Observability refers to the extent to which the internal state and behavior of a system can be understood, monitored, and analyzed from the outside, typically by developers and DevOps. It focuses on providing insight into how a system is performing, what is happening inside it, and how it is interacting with its environment.

The goal of observability is to make it easier to diagnose and resolve issues, optimize performance, and gain insights into the system's behavior. It is especially important in modern, complex, and distributed systems, where understanding the interactions between different services and components can be challenging.
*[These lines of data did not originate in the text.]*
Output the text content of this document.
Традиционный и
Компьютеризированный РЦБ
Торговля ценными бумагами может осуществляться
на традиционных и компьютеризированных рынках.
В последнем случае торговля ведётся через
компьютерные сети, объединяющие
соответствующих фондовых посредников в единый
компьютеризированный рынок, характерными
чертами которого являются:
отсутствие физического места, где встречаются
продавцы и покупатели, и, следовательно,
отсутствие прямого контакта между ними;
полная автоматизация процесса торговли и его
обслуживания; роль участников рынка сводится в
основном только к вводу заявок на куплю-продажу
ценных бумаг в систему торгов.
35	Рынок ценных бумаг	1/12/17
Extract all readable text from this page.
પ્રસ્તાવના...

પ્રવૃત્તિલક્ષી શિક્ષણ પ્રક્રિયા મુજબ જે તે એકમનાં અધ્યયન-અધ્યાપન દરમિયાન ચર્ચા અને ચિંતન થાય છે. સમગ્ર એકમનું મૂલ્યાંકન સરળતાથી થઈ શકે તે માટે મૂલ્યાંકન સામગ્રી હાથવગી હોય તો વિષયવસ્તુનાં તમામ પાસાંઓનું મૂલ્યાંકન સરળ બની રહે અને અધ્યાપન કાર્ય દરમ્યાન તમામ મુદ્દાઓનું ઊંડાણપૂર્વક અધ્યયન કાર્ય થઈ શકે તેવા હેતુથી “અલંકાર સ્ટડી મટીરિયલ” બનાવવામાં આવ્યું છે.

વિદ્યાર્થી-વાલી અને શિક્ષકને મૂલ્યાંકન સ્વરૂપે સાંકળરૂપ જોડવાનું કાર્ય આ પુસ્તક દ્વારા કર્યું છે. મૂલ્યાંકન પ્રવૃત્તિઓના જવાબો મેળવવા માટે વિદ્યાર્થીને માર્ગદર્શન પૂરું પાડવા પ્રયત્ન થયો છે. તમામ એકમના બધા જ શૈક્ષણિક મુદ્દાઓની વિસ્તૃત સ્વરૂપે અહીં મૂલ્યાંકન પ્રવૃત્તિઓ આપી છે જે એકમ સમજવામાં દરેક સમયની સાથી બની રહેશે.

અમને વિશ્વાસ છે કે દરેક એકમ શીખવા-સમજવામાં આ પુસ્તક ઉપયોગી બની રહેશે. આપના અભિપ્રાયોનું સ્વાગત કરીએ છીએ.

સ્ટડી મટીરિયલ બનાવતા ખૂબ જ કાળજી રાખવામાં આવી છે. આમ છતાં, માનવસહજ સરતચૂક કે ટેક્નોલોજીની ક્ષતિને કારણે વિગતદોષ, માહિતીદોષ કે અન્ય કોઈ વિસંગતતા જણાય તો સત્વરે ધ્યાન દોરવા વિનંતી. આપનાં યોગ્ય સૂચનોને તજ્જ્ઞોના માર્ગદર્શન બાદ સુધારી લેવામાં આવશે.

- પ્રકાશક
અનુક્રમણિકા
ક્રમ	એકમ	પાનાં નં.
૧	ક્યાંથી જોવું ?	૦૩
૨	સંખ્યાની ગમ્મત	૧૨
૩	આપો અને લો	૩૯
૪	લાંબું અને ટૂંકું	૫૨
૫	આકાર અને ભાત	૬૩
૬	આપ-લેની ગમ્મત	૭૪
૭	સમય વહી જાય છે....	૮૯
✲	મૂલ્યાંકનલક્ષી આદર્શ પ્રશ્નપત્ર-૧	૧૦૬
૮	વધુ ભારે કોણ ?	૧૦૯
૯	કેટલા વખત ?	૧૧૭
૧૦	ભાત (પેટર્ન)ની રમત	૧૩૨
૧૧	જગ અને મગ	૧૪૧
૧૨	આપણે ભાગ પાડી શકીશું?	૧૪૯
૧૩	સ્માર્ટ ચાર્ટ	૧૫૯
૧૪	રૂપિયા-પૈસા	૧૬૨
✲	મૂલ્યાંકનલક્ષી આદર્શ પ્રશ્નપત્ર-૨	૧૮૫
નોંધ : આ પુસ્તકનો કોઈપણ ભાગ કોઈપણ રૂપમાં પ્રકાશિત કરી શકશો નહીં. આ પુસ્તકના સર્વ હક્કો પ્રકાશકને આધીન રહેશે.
DevOps Research and Assessment (DORA) research shows that a comprehensive monitoring and observability solution, along with several other technical practices, positively contributes to the management of software infrastructure.

YugabyteDB provides several components and features that you can use to actively monitor your system and diagnose issues quickly.

Metrics

Use metrics to track trends and identify performance issues, and manage the system's performance and reliability.

YugabyteDB exports various metrics, which are effectively quantitative measurements of the cluster's performance and behavior. These metrics include details on latency, connections, cache, consensus, replication, response times, resource usage, and more:

Alerting and monitoring

Monitoring involves continuously checking the system's health and performance and notifying stakeholders if any issues arise. For this, you can set up automated alerts based on predefined thresholds or conditions. All metrics exposed by YugabyteDB are exportable to third-party monitoring tools like Prometheus and Grafana which provide industry-standard alerting functionalities.

Both YugabyteDB Anywhere and YugabyteDB Aeon provide a full suite of alerting capabilities for monitoring.

Visualization and analysis

YugabyteDB provides dashboards that include charts, graphs, and other visual representations of the system's state and performance. yugabyted starts a web-UI on port 15433 that displays different charts for various metrics.

You can also export the metrics provided by YugabyteDB onto third-party visualization tools like Prometheus and Grafana as per the needs of your organization.

Both YugabyteDB Anywhere and YugabyteDB Aeon come with a full suite of visualizations to help you monitor your cluster and troubleshoot issues.

Use cases

Operational monitoring

You can build an application health dashboard for your critical applications using key operational signals that are constantly monitored. Add alerts for DevOps or SRE teams so they can act quickly in case of an event to ensure business continuity. The application health dashboard collects signals, metrics from YugabyteDB, and other systems that power your application, such as APIs, web app, SDK, and so on.

Performance troubleshooting

Database administrators and application developers need to be able to troubleshoot issues, perform root cause analysis, and issue fixes. You can create a dashboard to monitor an observed issue causing temporal, gradual, or systemic performance degradation, or application failure. To conduct root cause analysis, issue-dependent deep observability metrics in a specific area are typically used. These metrics are consumed at the time of root cause analysis and operating teams fall back to a health dashboard after the issue is identified, the fix is monitored, and the issue is resolved.

Object monitoring

Monitor specific parts of application behavior continuously after a new feature launch, during maintenance windows, during application upgrades, and more. The metrics can be system-wide or specific to the object of interest, such as a YugabyteDB cluster, node, tablet, geography, users, tenant, and more.

Logging

Logs from different services, such as the YB-TServer and YB-Master provide a historical record of what has happened and can be very helpful in debugging and troubleshooting. These logs are rotated regularly, based on their size as configured. See Logs management.

Query-level metrics

The following table describes views in YSQL you can use to monitor and tune query performance.

View Description
pg_stat_statements Get query statistics (such as the time spent by a query)
pg_stat_activity View and analyze live queries
yb_local_tablets Get YSQL/YCQL and tablet metadata details
yb_terminated_queries Identify terminated queries
pg_stat_progress_copy Get the status of a COPY command execution
pg_locks Get information on locks held by a transaction

To get more details about the various steps of a query execution, use the Explain Analyze command.

Active Session History

Active Session History (ASH) offers insight into current and past system activity by periodically sampling session behavior in the database. ASH functionality extends to YSQL, YCQL, and YB-TServer processes, and helps you to conduct analytical queries, perform aggregations, and troubleshoot performance issues.